The Pennsylvania Railroad depot at Glen Riddle caught fire on the morning of December 7, 1983. The fire started in the abandoned ticket office on the first floor of the depot, where a furnace was standing. The structure was fully engulfed by the time fire brigades arrived around 3:40 a.m. After they put out the fire, they found the body of Lillian Morris in her apartment on the second floor of the 1870 station depot. She was declared dead at 4:00 a.m. Morris' brother and roommate, Herbert Warnick, had been a patient at Riddle Memorial Hospital and not present during the fire. SEPTA was unsure what would happen with the station depot, and that despite the fire, trains would continue to stop at Glen Riddle station while they determine the disposal of the charred building.

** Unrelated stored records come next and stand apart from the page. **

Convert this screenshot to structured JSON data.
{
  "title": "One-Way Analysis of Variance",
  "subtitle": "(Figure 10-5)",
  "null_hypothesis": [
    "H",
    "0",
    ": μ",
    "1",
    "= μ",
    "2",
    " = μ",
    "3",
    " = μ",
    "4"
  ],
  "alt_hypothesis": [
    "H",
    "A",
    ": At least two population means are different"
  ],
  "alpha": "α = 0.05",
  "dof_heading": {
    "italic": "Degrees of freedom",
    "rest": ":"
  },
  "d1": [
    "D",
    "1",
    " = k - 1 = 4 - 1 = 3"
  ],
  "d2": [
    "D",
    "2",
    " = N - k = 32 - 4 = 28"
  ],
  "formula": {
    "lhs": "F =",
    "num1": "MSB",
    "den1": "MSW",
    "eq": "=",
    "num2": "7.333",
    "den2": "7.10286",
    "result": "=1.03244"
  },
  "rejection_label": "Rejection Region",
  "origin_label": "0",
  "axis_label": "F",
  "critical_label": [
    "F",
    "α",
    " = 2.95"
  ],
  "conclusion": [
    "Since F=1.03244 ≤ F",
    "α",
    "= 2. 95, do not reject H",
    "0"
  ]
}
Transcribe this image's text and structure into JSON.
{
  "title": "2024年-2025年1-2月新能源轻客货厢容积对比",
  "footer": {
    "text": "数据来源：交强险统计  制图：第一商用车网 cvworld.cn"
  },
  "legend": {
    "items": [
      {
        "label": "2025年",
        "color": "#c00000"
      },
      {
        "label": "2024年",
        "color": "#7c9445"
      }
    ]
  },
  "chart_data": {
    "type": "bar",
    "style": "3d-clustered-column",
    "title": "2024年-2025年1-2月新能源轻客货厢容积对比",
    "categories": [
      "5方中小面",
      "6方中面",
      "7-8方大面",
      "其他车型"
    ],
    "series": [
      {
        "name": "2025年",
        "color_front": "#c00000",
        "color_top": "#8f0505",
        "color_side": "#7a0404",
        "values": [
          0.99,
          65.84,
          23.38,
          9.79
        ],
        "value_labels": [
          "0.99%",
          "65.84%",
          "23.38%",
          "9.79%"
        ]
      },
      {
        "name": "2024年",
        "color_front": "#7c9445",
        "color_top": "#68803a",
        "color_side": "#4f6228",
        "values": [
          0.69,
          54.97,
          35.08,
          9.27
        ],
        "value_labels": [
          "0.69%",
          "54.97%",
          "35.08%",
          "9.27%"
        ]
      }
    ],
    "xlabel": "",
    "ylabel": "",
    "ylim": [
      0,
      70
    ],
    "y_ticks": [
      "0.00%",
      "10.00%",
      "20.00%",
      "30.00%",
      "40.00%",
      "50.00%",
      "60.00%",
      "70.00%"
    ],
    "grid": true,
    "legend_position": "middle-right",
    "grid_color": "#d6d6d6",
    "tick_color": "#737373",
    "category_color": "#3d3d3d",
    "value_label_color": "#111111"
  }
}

The station, along with all of those west of Elwyn, was closed in September 1986, due to deteriorating track conditions and Chester County's desire to expand facilities at Exton station on SEPTA's Paoli/Thorndale Line. Service was "temporarily suspended" at that time, with substitute bus service provided.

The Glen Riddle station still appears in publicly posted tariffs.

The asphalt platform and access road survives. Resumption of SEPTA service to Wawa Station did not include an intermediate stop at Glen Riddle, although the service restoration project provides for construction of a new station if demand warrants.